[Rspamd-Users] Bayes questions and observations

Fri Mar 15 12:14:52 UTC 2024

On 15/03/2024 09:55, christian via Users wrote:
> Am 14.03.2024 um 18:51 schrieb Vsevolod Stakhov:
> 
>> Looks like XY problem to me: why do you need SA for Bayes counting 
>> that it uses much more stupid algorithm for it? Of course, your whole 
>> problem looks very weird to me. The *only* reason why SA integration 
>> exists are testing and legacy concerns (not Bayes or regexps where 
>> Rspamd can do much better job).
> 
> I still get a lot of spam that isn't recognized. There are batches of 
> spam campaigns that come from different senders from different 
> countries, with the same appearance but different words on the same 
> topic (financial, ?hoonky? kitchen knife), which I can currently only 
> block with multimap and regex. But after 2 days the new wave comes.
> The statistical function (BAYES_SPAM) is of no help because the results 
> are not correct. The email has a value of 20, through ASN, RBL, Neural 
> and Reputation. Then BAYES_Spam comes and says the email is ok -2. 
> Learning doesn't help. I now learn every spam email again using rspamc 
> learn_spam. The results do not improve.
> 
> How do you solve this?
> Christian

That's very interesting and I would like to investigate more. In fact, 
both SA and Rspamd are using more or less the same Bayes algorithm with 
some slight differences on tokenisation logic.

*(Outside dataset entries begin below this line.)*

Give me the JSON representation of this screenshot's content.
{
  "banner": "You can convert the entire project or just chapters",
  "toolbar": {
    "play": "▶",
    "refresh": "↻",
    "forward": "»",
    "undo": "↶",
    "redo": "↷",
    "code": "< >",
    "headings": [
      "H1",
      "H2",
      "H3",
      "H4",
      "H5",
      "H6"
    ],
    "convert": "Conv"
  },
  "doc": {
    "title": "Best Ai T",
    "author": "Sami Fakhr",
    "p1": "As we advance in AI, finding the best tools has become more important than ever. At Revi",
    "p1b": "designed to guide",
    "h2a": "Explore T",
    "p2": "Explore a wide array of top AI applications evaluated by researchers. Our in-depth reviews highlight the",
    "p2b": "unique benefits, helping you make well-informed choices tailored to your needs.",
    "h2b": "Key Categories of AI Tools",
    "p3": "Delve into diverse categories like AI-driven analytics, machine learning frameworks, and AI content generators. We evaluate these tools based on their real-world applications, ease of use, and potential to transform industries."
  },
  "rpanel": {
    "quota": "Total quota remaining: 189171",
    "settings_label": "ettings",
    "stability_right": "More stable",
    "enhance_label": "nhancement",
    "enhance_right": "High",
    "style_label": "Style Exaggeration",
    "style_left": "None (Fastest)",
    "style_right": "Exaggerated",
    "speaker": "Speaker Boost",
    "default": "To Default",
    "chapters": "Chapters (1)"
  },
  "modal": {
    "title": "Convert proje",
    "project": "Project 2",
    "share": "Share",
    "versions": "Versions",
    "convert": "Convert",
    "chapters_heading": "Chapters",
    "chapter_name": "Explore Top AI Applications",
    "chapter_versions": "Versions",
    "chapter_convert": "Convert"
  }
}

If you have samples of misclassification, could you please do the 
following things:

1) Enable "bayes" debugging (add "bayes" to the list of `debug_modules` 
array in the local.d/logging.inc)
2) Check all logs with tag "bayes" when you scan those messages and send 
them to me (probably via private email if there's some confidential data 
or large attachment)
3) Send me both samples and your Redis dump so I can try to experiment 
with that

Maybe (3) would be a huge overkill in terms of privacy and amount of 
data, so I would appreciate if you can do 1-2.

Thanks in advance!